In the recent years, Nvidia tries to associate its high-end GPUs to Artificial intelligence and machine learning tasks. A CPU processes pieces of data individually, while GPUs process a large array of integers and floating-point numbers simultaneously. Together, CPUs and GPUs process AI tasks much faster than stand-alone CPUs or GPUs.
Solving the largest AI and HPC problems requires both high-capacity and high-bandwidth memory (HBM). The fourth-generation NVIDIA NVLink delivers 900 gigabytes per second (GB/s) of bidirectional bandwidth between the NVIDIA Grace CPU and NVIDIA GPUs. The connection provides a unified, cache-coherent memory address space that combines system and HBM GPU memory for simplified programmability. This coherent, high-bandwidth connection between CPU and GPUs is key to accelerating tomorrow’s most complex AI and HPC problems.
As the parallel compute capabilities of GPUs continue to advance, workloads can still be gated by serial tasks run on the CPU. A fast and efficient CPU is a critical component of system design to enable maximum workload acceleration.

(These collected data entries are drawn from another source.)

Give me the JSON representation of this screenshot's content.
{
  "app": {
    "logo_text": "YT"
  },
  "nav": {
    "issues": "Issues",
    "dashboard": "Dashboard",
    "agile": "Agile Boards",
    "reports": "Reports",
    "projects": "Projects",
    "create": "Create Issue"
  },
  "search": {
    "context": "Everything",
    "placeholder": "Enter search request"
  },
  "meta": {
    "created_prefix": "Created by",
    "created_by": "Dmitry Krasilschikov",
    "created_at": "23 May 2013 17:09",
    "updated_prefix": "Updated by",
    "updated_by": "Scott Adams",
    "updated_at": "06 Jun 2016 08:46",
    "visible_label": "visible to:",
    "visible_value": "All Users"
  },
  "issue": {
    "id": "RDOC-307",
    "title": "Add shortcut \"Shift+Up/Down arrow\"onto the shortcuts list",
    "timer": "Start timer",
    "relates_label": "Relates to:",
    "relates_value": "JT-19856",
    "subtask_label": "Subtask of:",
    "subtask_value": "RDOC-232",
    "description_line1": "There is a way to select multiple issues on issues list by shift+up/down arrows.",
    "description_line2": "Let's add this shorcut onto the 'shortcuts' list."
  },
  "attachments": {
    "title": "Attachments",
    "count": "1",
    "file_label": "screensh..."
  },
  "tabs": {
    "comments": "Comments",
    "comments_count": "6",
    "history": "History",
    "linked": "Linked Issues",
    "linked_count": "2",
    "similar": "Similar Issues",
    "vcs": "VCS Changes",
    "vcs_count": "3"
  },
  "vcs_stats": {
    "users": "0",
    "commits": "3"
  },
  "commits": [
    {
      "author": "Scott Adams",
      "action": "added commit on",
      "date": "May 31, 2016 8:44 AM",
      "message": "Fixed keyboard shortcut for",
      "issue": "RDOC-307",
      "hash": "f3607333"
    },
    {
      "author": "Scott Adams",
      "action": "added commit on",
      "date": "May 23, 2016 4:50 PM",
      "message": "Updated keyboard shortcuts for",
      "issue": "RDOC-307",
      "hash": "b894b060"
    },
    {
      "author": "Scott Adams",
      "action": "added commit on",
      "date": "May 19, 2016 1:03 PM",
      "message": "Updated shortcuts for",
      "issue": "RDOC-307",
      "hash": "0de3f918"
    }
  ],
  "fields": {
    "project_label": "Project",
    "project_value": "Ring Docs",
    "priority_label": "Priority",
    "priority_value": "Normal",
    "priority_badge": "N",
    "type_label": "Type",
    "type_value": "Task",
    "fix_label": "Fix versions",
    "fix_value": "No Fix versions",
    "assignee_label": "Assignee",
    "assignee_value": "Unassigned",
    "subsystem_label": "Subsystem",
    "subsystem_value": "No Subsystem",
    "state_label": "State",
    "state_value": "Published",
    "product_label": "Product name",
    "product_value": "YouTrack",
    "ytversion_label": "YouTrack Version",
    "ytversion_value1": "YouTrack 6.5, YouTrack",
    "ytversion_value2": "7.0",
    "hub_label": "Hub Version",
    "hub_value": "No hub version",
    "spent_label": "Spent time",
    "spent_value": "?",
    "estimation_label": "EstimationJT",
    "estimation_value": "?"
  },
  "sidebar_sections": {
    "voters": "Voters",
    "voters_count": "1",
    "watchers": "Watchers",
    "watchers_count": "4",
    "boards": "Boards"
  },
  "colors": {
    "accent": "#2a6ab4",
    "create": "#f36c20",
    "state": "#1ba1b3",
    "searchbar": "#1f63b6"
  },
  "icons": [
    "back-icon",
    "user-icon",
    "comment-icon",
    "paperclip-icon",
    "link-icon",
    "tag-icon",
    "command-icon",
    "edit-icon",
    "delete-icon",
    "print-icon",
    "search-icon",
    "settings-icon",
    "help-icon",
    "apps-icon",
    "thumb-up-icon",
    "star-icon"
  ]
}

NVIDIA also announced a partnership with Amazon Web Services to bring its GPUs together with AWS's ARM-based Graviton2 processor. That arrangement shows just how flexible the company can be, and boosting another ARM-based processor can only hurt Intel more. Those NVIDIA-powered AWS instances will be able to run Android games natively, the company says, as well as stream games to mobile devices and accelerate rendering and encoding.
It's unclear if NVIDIA's Grace CPUs will gain any ground against Intel's industry-standard Xeons in the datacenter market. However, it represents a bold step in the right direction and sparks fresh hope for Arm-based CPUs to make progress in the datacenter market again. Given the growing importance of energy-efficient supercomputers, Grace has a good shot at being more immediately successful than NVIDIA's last ARM-based hardware, the Tegra SoC.